EALD-MLLM: Emotion Analysis in Long-sequential and De-identity videos with Multi-modal Large Language Model

Emotion AI is the ability of computers to understand human emotional states. Existing works have achieved promising progress, but two limitations remain to be solved: 1) Previous studies have been more focused on short sequential video emotion analysis while overlooking long sequential video. However, the emotions in short sequential videos only reflect instantaneous emotions, which may be deliberately guided or hidden. In contrast, long sequential videos can reveal authentic emotions; 2) Previous studies commonly utilize various signals such as facial, speech, and even sensitive biological signals (e.g., electrocardiogram). However, due to the increasing demand for privacy, developing Emotion AI without relying on sensitive signals is becoming important. To address the aforementioned limitations, in this paper, we construct a dataset for Emotion Analysis in Long-sequential and De-identity videos called EALD by collecting and processing the sequences of athletes' post-match interviews.
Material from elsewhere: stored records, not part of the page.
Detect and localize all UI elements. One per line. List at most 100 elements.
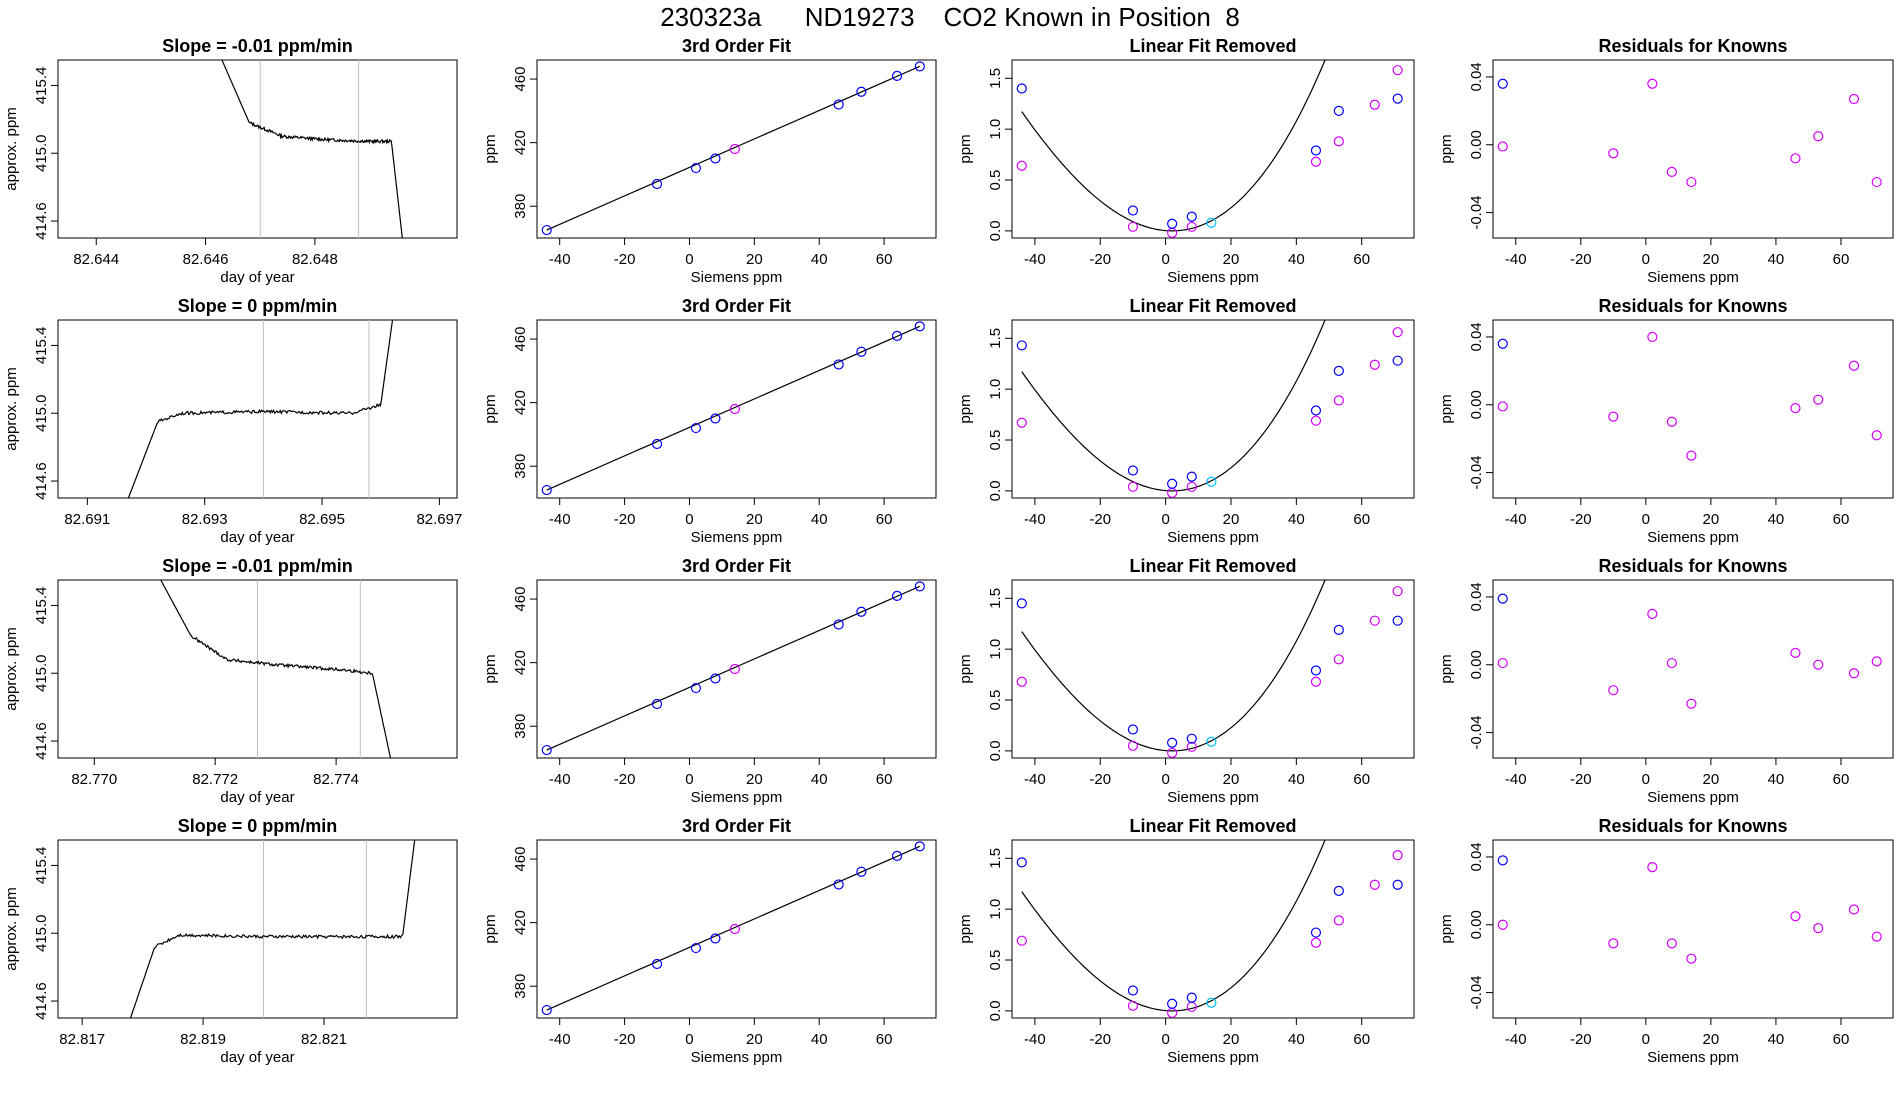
magenta-point	[1497, 141, 1508, 152]
y-tick-label: 0.04	[1468, 842, 1485, 871]
x-tick-label: 20	[1223, 251, 1240, 268]
panel-title: Slope = 0 ppm/min	[178, 296, 338, 316]
y-tick-label: 380	[512, 454, 529, 479]
x-tick-label: -20	[614, 251, 636, 268]
x-tick-label: 60	[1833, 251, 1850, 268]
magenta-point	[1333, 654, 1344, 665]
magenta-point	[1871, 656, 1882, 667]
magenta-point	[1167, 747, 1178, 759]
plot-frame	[536, 59, 937, 239]
y-tick-label: 0.5	[987, 430, 1004, 451]
panel-2-1: 3rd Order Fit -40 -20 0 20 40 60 Siemens ppm 380…	[482, 556, 937, 806]
panel-2-0: Slope = -0.01 ppm/min 82.770 82.772 82.774 d…	[3, 556, 458, 806]
y-axis-label: approx. ppm	[3, 107, 20, 190]
panel-title: Linear Fit Removed	[1129, 296, 1296, 316]
panel-0-0: Slope = -0.01 ppm/min 82.644 82.646 82.648d…	[3, 36, 458, 286]
y-axis-label: approx. ppm	[3, 887, 20, 970]
magenta-point	[1647, 78, 1658, 89]
y-tick-label: 460	[512, 67, 529, 92]
panel-title: Linear Fit Removed	[1129, 816, 1296, 836]
x-tick-label: 40	[1288, 771, 1305, 788]
x-tick-label: 82.644	[73, 251, 119, 268]
magenta-point	[1666, 416, 1677, 427]
y-tick-label: 1.5	[987, 848, 1004, 869]
page-title: 230323a ND19273 CO2 Known in Position 8	[660, 2, 1240, 32]
y-tick-label: 380	[512, 974, 529, 999]
cyan-point	[1206, 736, 1217, 747]
x-tick-label: -40	[1024, 511, 1046, 528]
x-tick-label: 20	[1703, 771, 1720, 788]
panel-0-3: Residuals for Knowns -40 -20 0 20 40 60 Siemens…	[1438, 36, 1894, 286]
x-tick-label: 82.693	[182, 511, 228, 528]
x-tick-label: 60	[1833, 1031, 1850, 1048]
x-tick-label: 20	[746, 511, 763, 528]
blue-point	[710, 153, 721, 164]
x-tick-label: 40	[811, 771, 828, 788]
blue-point	[690, 942, 702, 954]
blue-point	[690, 682, 702, 694]
y-tick-label: 1.0	[987, 899, 1004, 920]
magenta-point	[729, 923, 740, 935]
magenta-point	[1167, 487, 1178, 499]
magenta-point	[1813, 131, 1824, 142]
y-axis-label: ppm	[957, 654, 974, 683]
y-axis-label: ppm	[957, 914, 974, 943]
plot-frame	[1492, 839, 1894, 1019]
concentration-trace	[129, 840, 416, 1018]
plot-frame	[1492, 579, 1894, 759]
fit-line	[546, 325, 921, 491]
y-tick-label: 460	[512, 327, 529, 352]
plot-area	[1021, 580, 1326, 752]
panel-title: Residuals for Knowns	[1598, 296, 1787, 316]
blue-point	[651, 438, 663, 450]
x-tick-label: -40	[1024, 1031, 1046, 1048]
x-tick-label: 0	[1642, 511, 1650, 528]
magenta-point	[1392, 65, 1403, 76]
x-axis-label: day of year	[220, 529, 294, 546]
magenta-point	[1686, 176, 1697, 188]
y-tick-label: -0.04	[1468, 455, 1485, 489]
blue-point	[541, 484, 552, 496]
y-tick-label: 1.5	[987, 68, 1004, 89]
x-tick-label: 82.648	[292, 251, 338, 268]
x-tick-label: 0	[1161, 1031, 1169, 1048]
magenta-point	[1186, 1001, 1197, 1012]
magenta-point	[1310, 415, 1322, 426]
x-tick-label: 40	[811, 511, 828, 528]
magenta-point	[1608, 148, 1619, 159]
y-tick-label: 0.00	[1468, 910, 1485, 939]
x-axis-label: Siemens ppm	[691, 269, 783, 286]
plot-frame	[1011, 839, 1415, 1019]
y-axis-label: approx. ppm	[3, 367, 20, 450]
plot-area	[129, 840, 416, 1018]
panel-3-2: Linear Fit Removed -40 -20 0 20 40 60 Siemens p…	[957, 816, 1415, 1066]
y-tick-label: 0.04	[1468, 582, 1485, 611]
blue-point	[690, 162, 702, 174]
blue-point	[833, 879, 844, 890]
plot-area	[1021, 320, 1326, 492]
y-tick-label: 1.0	[987, 639, 1004, 660]
plot-area	[160, 580, 392, 758]
magenta-point	[1790, 403, 1801, 414]
fit-curve	[1021, 580, 1326, 752]
magenta-point	[1392, 850, 1403, 861]
magenta-point	[1310, 937, 1322, 948]
plot-frame	[57, 319, 458, 499]
blue-point	[914, 61, 925, 72]
y-tick-label: 0.00	[1468, 390, 1485, 419]
x-tick-label: -20	[614, 1031, 636, 1048]
panel-2-3: Residuals for Knowns -40 -20 0 20 40 60 Siemens…	[1438, 556, 1894, 806]
plot-frame	[57, 839, 458, 1019]
y-tick-label: 415.0	[33, 914, 50, 952]
plot-frame	[536, 579, 937, 759]
x-axis-label: Siemens ppm	[1167, 269, 1259, 286]
x-tick-label: 82.691	[64, 511, 110, 528]
x-tick-label: -40	[1505, 771, 1527, 788]
magenta-point	[1497, 401, 1508, 412]
y-axis-label: ppm	[482, 914, 499, 943]
magenta-point	[1686, 698, 1697, 709]
panel-title: 3rd Order Fit	[682, 816, 791, 836]
magenta-point	[1686, 953, 1697, 964]
blue-point	[891, 590, 903, 601]
x-tick-label: 82.695	[299, 511, 345, 528]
In addition to providing annotations of the overall emotional state of each video, we also provide the Non-Facial Body Language (NFBL) annotations for each player. NFBL is an inner-driven emotional expression and can serve as an identity-free clue to understanding the emotional state. Moreover, we provide a simple but effective baseline for further research. More precisely, we evaluate the Multimodal Large Language Models (MLLMs) with de-identification signals (e.g., visual, speech, and NFBLs) to perform emotion analysis. Our experimental results demonstrate that: 1) MLLMs can achieve comparable, even better performance than the supervised single-modal models, even in a zero-shot scenario; 2) NFBL is an important cue in long sequential emotion analysis. EALD will be available on the open-source platform.

翻译：情感人工智能是计算机理解人类情绪状态的能力。现有研究虽已取得显著进展，但仍存在两个有待解决的问题：1）已有研究更多关注短时序列视频情感分析，而忽略了长时间序列视频。然而，短时序列视频中的情绪仅反映瞬时情感，可能被人为引导或隐藏；相比之下，长时序列视频更能揭示真实情绪；2）现有研究普遍使用面部、语音甚至敏感生物信号（如心电图）等多种信号。但随着隐私保护需求的日益增长，开发不依赖敏感信号的情感人工智能变得愈发重要。为克服上述局限，本文通过采集和处理运动员赛后采访的序列视频，构建了名为EALD的长时间序列与去身份视频情感分析数据集。除标注每段视频的整体情绪状态外，我们还为每位运动员提供了非面部身体语言（NFBL）标注。NFBL是由内在驱动的情绪表达，可作为去身份线索辅助理解情绪状态。此外，我们为后续研究提供了一个简单有效的基线方法。具体而言，我们评估了融合去身份信号（如视觉、语音及NFBL）的多模态大语言模型（MLLMs）在情感分析任务中的表现。实验结果表明：1）即使在零样本场景下，MLLMs也能达到甚至超越有监督单模态模型的性能；2）NFBL是长时间序列情感分析中的重要线索。EALD数据集将开源发布。